I've always been interested in the people on the fringes of the story; both in the story, and in real life. If the plot of a fantasy novel involves a storm called up by magic in the real world, I wonder how it's affecting the people who aren't in the story; the neighbors, the people passing through, the mailman trying to deliver the mail in preternatural darkness full of howling storm monsters. And when a storm comes up unexpectedly or has unusual features, a part of my mind wonders who summoned it up, and why, and what dramatic events the people the story are about are engaged in, and in what ways I might intersect with and get drawn into the plot.
What if that thing was a curse object, and in the interim between visits, either the curser repented, or the victim located and destroyed it?
What if, before they could do so, it were carried away?
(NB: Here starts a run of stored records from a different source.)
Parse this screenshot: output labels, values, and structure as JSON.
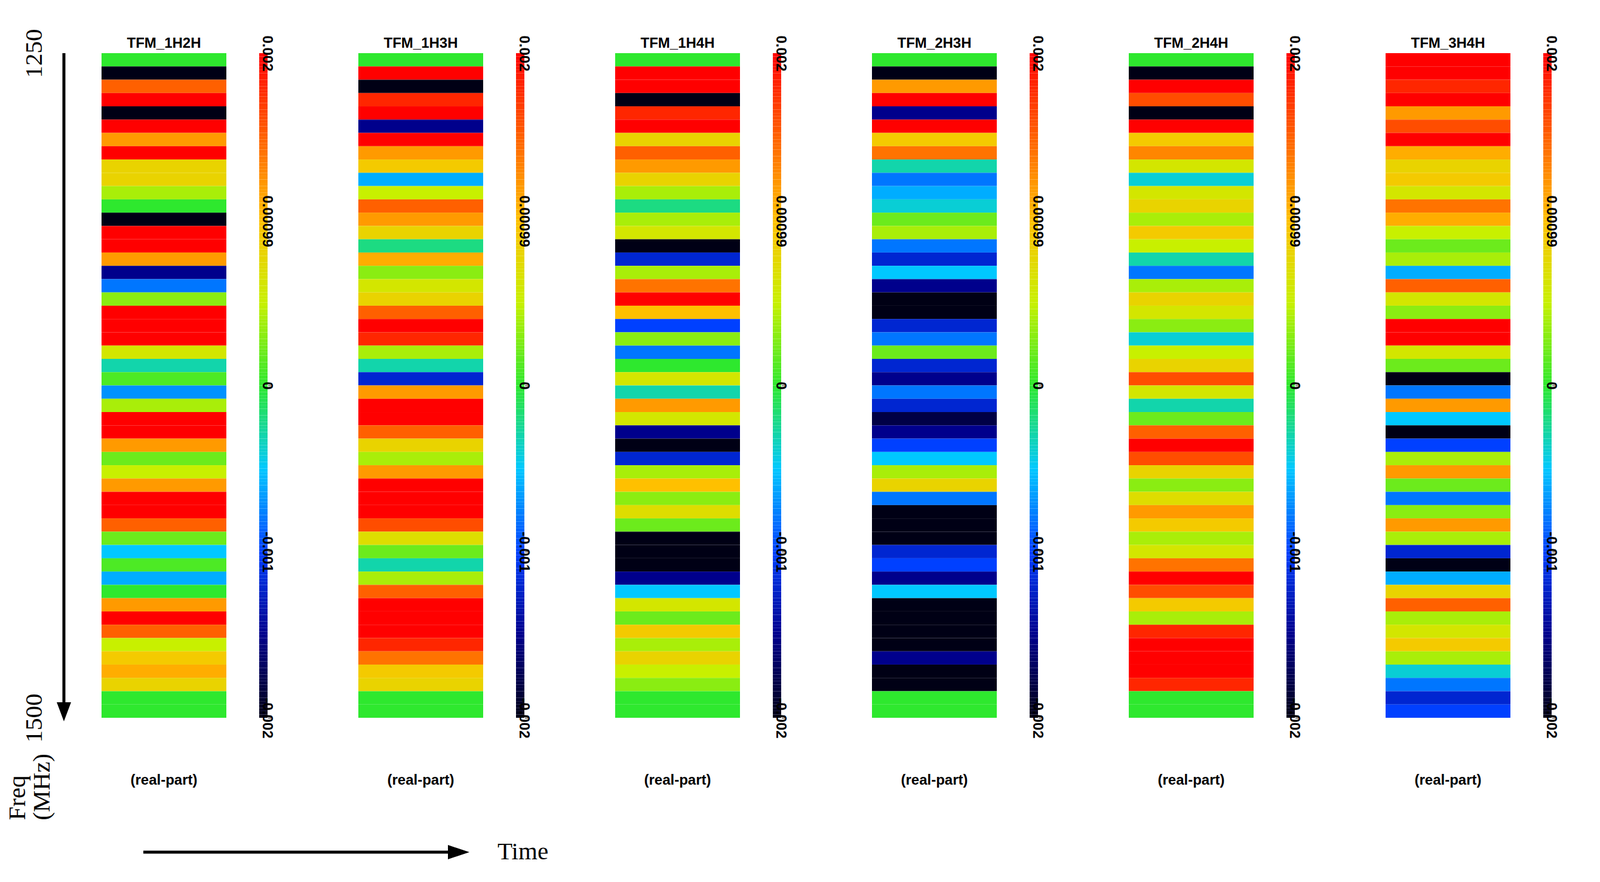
{
  "chart_data": {
    "type": "heatmap",
    "ylabel": "Freq (MHz)",
    "xlabel": "Time",
    "ylim": [
      1250,
      1500
    ],
    "yticks": [
      1250,
      1500
    ],
    "tick_labels": "y",
    "y": [
      1250,
      1255,
      1260,
      1265,
      1270,
      1275,
      1280,
      1285,
      1290,
      1295,
      1300,
      1305,
      1310,
      1315,
      1320,
      1325,
      1330,
      1335,
      1340,
      1345,
      1350,
      1355,
      1360,
      1365,
      1370,
      1375,
      1380,
      1385,
      1390,
      1395,
      1400,
      1405,
      1410,
      1415,
      1420,
      1425,
      1430,
      1435,
      1440,
      1445,
      1450,
      1455,
      1460,
      1465,
      1470,
      1475,
      1480,
      1485,
      1490,
      1495
    ],
    "colorbar": {
      "range": [
        -0.002,
        0.002
      ],
      "ticks": [
        0.002,
        0.00099,
        0,
        -0.001,
        -0.002
      ]
    },
    "panels": [
      {
        "title": "TFM_1H2H",
        "subtitle": "(real-part)",
        "values": [
          0,
          -0.0025,
          0.0015,
          0.002,
          -0.002,
          0.002,
          0.0012,
          0.002,
          0.0008,
          0.0008,
          0.0004,
          0,
          -0.0025,
          0.002,
          0.002,
          0.0012,
          -0.0015,
          -0.0008,
          0.0003,
          0.002,
          0.002,
          0.002,
          0.0006,
          -0.0003,
          0.0001,
          -0.0007,
          0.0004,
          0.002,
          0.002,
          0.0012,
          0.0002,
          0.0005,
          0.0012,
          0.002,
          0.002,
          0.0015,
          0.0002,
          -0.0005,
          0.0001,
          -0.0006,
          0,
          0.0012,
          0.002,
          0.0015,
          0.0005,
          0.0009,
          0.0011,
          0.0008,
          0,
          0
        ]
      },
      {
        "title": "TFM_1H3H",
        "subtitle": "(real-part)",
        "values": [
          0,
          0.002,
          -0.002,
          0.0018,
          0.002,
          -0.0015,
          0.002,
          0.0012,
          0.0009,
          -0.0006,
          0.0005,
          0.0015,
          0.0012,
          0.0008,
          -0.0002,
          0.0011,
          0.0003,
          0.0006,
          0.0008,
          0.0015,
          0.002,
          0.0018,
          0.0004,
          -0.0003,
          -0.0012,
          0.0012,
          0.002,
          0.002,
          0.0015,
          0.0008,
          0.0004,
          0.0012,
          0.002,
          0.002,
          0.002,
          0.0016,
          0.0007,
          0.0002,
          -0.0003,
          0.0004,
          0.0015,
          0.002,
          0.002,
          0.002,
          0.0018,
          0.0014,
          0.0009,
          0.0008,
          0,
          0
        ]
      },
      {
        "title": "TFM_1H4H",
        "subtitle": "(real-part)",
        "values": [
          0,
          0.002,
          0.002,
          -0.002,
          0.0018,
          0.002,
          0.0008,
          0.0015,
          0.0012,
          0.0008,
          0.0004,
          -0.0002,
          0.0004,
          0.0006,
          -0.0025,
          -0.0012,
          0.0004,
          0.0014,
          0.002,
          0.001,
          -0.001,
          0.0003,
          -0.0008,
          0,
          0.0006,
          -0.0003,
          0.0012,
          0.0006,
          -0.0015,
          -0.0025,
          -0.0012,
          0.0004,
          0.001,
          0.0003,
          0.0007,
          0.0002,
          -0.002,
          -0.0025,
          -0.0022,
          -0.0015,
          -0.0005,
          0.0006,
          0.0002,
          0.0009,
          0.0004,
          0.0008,
          0.0005,
          0.0003,
          0,
          0
        ]
      },
      {
        "title": "TFM_2H3H",
        "subtitle": "(real-part)",
        "values": [
          0,
          -0.0025,
          0.0012,
          0.002,
          -0.0015,
          0.002,
          0.0009,
          0.0014,
          -0.0003,
          -0.0008,
          -0.0006,
          -0.0004,
          0.0002,
          0.0004,
          -0.0008,
          -0.0012,
          -0.0005,
          -0.0015,
          -0.0025,
          -0.002,
          -0.0012,
          -0.0008,
          0.0002,
          -0.0012,
          -0.0015,
          -0.0008,
          -0.0012,
          -0.0018,
          -0.0015,
          -0.001,
          -0.0005,
          0.0004,
          0.0008,
          -0.0008,
          -0.0025,
          -0.0025,
          -0.0022,
          -0.0012,
          -0.001,
          -0.0015,
          -0.0005,
          -0.0025,
          -0.0025,
          -0.0025,
          -0.0025,
          -0.0015,
          -0.0025,
          -0.0025,
          0,
          0
        ]
      },
      {
        "title": "TFM_2H4H",
        "subtitle": "(real-part)",
        "values": [
          0,
          -0.0025,
          0.002,
          0.0016,
          -0.002,
          0.002,
          0.0009,
          0.0013,
          0.0006,
          -0.0004,
          0.0006,
          0.0008,
          0.0004,
          0.0009,
          0.0005,
          -0.0003,
          -0.0008,
          0.0004,
          0.0008,
          0.0006,
          0.0003,
          -0.0004,
          0.0005,
          0.0008,
          0.0016,
          0.0006,
          -0.0003,
          0.0002,
          0.0015,
          0.002,
          0.0016,
          0.0008,
          0.0003,
          0.0007,
          0.0012,
          0.0009,
          0.0004,
          0.0006,
          0.0014,
          0.002,
          0.0016,
          0.0009,
          0.0004,
          0.0018,
          0.002,
          0.002,
          0.002,
          0.0018,
          0,
          0
        ]
      },
      {
        "title": "TFM_3H4H",
        "subtitle": "(real-part)",
        "values": [
          0.002,
          0.002,
          0.0018,
          0.002,
          0.0012,
          0.0016,
          0.002,
          0.0011,
          0.0008,
          0.0009,
          0.0006,
          0.0014,
          0.0011,
          0.0005,
          0.0002,
          0.0004,
          -0.0006,
          0.0015,
          0.0006,
          0.0003,
          0.002,
          0.002,
          0.0006,
          0.0002,
          -0.0025,
          -0.0008,
          0.0012,
          -0.0005,
          -0.0025,
          -0.001,
          0.0004,
          0.0012,
          0.0002,
          -0.0008,
          0.0003,
          0.0012,
          0.0004,
          -0.0012,
          -0.0025,
          -0.0006,
          0.0008,
          0.0015,
          0.0004,
          0.0006,
          0.0009,
          0.0004,
          -0.0004,
          -0.0008,
          -0.0012,
          -0.001
        ]
      }
    ]
  }
}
Whose story is it? That's the first question. Answer that, and it will affect how the magic of the curse works; why the curse was cast; and what the results are. My own inclination is to have an innocent bystander carry it away and make the spell go all wonky, so that the closed circuit of the person who cast the curse and the victim of the curse is opened, and magic begins to ricochet around the neighborhood; and to mount the story on a tripod of viewpoint character - curser, victim, and innocent bystander.
But that's far from the only way to handle it.